Zhonghua Yi Xue Yi Chuan Xue Za Zhi. 2024 Oct 10;41(10):1249-1254. doi: 10.3760/cma.j.cn511374-20230616-00366.
To explore the clinical characteristics and pathogenic variant in a child with Cantú syndrome (CS).
A male who was admitted to the Children's Hospital Affiliated to Zhengzhou University on February 23, 2022 was selected as the study subject. Clinical data of the child was collected. Peripheral blood samples of the child and his parents were collected and subjected to whole-exome sequencing (WES). Candidate variant was verified by Sanger sequencing. This study was approved by the Children's Hospital Affiliated to Zhengzhou University (Ethics No. 2023-K-087).

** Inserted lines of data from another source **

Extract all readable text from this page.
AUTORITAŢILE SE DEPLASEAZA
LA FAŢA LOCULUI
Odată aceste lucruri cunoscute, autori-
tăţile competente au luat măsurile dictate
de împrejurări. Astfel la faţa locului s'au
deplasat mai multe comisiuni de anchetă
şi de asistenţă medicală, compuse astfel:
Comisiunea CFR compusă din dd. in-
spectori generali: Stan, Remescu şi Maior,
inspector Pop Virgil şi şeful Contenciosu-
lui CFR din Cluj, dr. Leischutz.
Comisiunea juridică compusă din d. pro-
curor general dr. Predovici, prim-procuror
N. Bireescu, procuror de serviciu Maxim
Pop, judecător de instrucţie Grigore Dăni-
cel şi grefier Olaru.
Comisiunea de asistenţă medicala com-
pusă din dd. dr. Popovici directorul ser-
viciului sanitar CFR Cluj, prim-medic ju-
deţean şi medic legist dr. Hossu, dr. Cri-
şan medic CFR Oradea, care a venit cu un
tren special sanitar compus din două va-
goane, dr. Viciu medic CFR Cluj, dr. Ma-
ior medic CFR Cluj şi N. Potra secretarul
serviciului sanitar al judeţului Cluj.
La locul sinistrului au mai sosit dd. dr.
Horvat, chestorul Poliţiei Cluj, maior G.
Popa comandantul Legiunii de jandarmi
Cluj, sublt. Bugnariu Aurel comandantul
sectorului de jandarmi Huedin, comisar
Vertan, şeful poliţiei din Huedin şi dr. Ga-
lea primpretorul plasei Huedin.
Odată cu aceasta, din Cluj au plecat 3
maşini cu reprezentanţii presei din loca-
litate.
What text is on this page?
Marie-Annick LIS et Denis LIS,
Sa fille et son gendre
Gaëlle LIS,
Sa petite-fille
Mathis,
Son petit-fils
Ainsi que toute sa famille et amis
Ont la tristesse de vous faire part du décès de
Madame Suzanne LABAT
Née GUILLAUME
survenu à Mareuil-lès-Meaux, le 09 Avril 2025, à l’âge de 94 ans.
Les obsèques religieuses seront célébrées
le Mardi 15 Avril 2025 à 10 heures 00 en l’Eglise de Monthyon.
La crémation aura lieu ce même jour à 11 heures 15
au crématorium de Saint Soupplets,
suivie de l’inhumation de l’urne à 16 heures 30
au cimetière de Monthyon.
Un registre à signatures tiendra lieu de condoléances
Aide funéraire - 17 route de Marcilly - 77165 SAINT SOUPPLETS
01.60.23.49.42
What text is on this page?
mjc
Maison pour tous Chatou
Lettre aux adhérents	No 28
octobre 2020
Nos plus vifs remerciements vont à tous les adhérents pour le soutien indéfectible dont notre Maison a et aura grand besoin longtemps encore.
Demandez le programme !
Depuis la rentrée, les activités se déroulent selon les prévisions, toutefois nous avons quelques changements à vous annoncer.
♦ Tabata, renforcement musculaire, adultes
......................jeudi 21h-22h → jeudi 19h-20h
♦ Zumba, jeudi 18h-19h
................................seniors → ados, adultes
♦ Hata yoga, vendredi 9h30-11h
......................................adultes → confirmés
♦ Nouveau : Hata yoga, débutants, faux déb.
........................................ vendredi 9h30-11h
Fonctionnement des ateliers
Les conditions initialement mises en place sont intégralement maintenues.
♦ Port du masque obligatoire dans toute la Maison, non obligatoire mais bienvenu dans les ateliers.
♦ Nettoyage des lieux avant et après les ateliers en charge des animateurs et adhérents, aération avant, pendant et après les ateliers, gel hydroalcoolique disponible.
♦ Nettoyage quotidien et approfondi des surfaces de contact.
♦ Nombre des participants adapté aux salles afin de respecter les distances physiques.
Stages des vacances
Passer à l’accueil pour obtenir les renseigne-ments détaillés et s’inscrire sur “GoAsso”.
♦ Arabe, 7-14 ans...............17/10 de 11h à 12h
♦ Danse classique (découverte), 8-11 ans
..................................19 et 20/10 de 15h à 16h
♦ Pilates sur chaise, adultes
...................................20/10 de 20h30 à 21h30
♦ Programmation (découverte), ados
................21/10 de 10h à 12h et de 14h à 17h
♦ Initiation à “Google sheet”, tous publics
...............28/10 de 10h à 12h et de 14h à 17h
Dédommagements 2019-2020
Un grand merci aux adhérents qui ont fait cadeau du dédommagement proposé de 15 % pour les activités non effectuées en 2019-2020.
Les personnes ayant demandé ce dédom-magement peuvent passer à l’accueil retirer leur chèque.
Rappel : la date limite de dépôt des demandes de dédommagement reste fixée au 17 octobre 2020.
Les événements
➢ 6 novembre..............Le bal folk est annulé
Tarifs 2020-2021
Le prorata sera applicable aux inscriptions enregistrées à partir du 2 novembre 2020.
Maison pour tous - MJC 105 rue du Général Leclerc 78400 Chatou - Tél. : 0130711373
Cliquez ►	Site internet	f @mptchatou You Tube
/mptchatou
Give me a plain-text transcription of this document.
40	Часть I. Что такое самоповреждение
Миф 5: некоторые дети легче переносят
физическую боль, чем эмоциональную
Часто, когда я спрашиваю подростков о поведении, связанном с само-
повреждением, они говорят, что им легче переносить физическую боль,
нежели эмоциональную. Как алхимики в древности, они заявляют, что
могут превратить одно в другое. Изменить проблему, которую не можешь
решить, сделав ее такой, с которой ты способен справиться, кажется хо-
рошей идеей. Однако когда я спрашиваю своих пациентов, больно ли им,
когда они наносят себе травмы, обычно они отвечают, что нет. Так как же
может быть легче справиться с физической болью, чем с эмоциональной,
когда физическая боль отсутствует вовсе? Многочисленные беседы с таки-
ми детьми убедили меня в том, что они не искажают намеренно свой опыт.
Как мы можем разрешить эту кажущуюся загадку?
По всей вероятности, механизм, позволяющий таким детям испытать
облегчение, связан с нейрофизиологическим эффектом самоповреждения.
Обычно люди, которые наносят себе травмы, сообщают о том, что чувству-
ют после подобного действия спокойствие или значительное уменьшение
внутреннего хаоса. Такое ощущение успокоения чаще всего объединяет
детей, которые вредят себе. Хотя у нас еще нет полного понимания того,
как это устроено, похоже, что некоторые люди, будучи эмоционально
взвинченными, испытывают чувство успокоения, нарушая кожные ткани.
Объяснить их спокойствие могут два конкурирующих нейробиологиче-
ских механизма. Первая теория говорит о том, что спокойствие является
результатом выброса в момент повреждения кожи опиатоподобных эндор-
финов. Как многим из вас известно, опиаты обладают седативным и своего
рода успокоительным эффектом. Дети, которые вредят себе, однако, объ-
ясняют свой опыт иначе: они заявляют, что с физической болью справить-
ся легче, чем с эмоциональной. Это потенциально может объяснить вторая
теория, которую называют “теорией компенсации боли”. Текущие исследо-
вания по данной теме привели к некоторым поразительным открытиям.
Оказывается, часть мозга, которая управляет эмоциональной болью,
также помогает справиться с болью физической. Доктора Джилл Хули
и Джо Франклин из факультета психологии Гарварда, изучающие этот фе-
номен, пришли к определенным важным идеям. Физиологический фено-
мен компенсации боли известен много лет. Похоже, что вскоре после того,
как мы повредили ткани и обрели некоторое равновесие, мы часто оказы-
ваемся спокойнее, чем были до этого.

The child, a 3-year-and-2-month-old male, was born with hirsutism, with heavy hair all over the body and peculiar facial features. Routine echocardiography 1 month before had discovered atrial septal defect. Sequencing revealed that the child has harbored a heterozygous c.2438G>C (p.S813T) variant of the ABCC9 gene, which was de novo in origin. Based on the guidelines from the American College of Medical Genetics and Genomics (ACMG), the c.2438G>C variant was classified as likely pathogenic (PS2+PM2_Supporting+PP3).
The heterozygous c.2438G>C variant of the ABCC9 gene probably underlay the pathogenesis of CS in this child.
探讨1例患有坎图综合征(CS)患儿的临床特征及致病变异。
选取2022年2月23日入住郑州大学附属儿童医院的1名男性患儿作为研究对象,收集该患儿的临床资料。采集患儿及其父母的外周血样本,进行全外显子组测序(WES)。候选变异通过Sanger测序进行验证。本研究经郑州大学附属儿童医院批准(伦理编号:2023-K-087)。
该患儿为3岁2个月男性,出生时即多毛,全身毛发浓密,面部特征奇特。1个月前的常规超声心动图检查发现房间隔缺损。测序显示,该患儿携带ABCC9基因杂合c.2438G>C(p.S813T)变异,此变异为新发。根据美国医学遗传学与基因组学学会(ACMG)的指南,c.2438G>C变异被分类为可能致病(PS2+PM2_Supporting+PP3)。
ABCC9基因杂合c.2438G>C变异可能是该患儿CS发病机制的基础。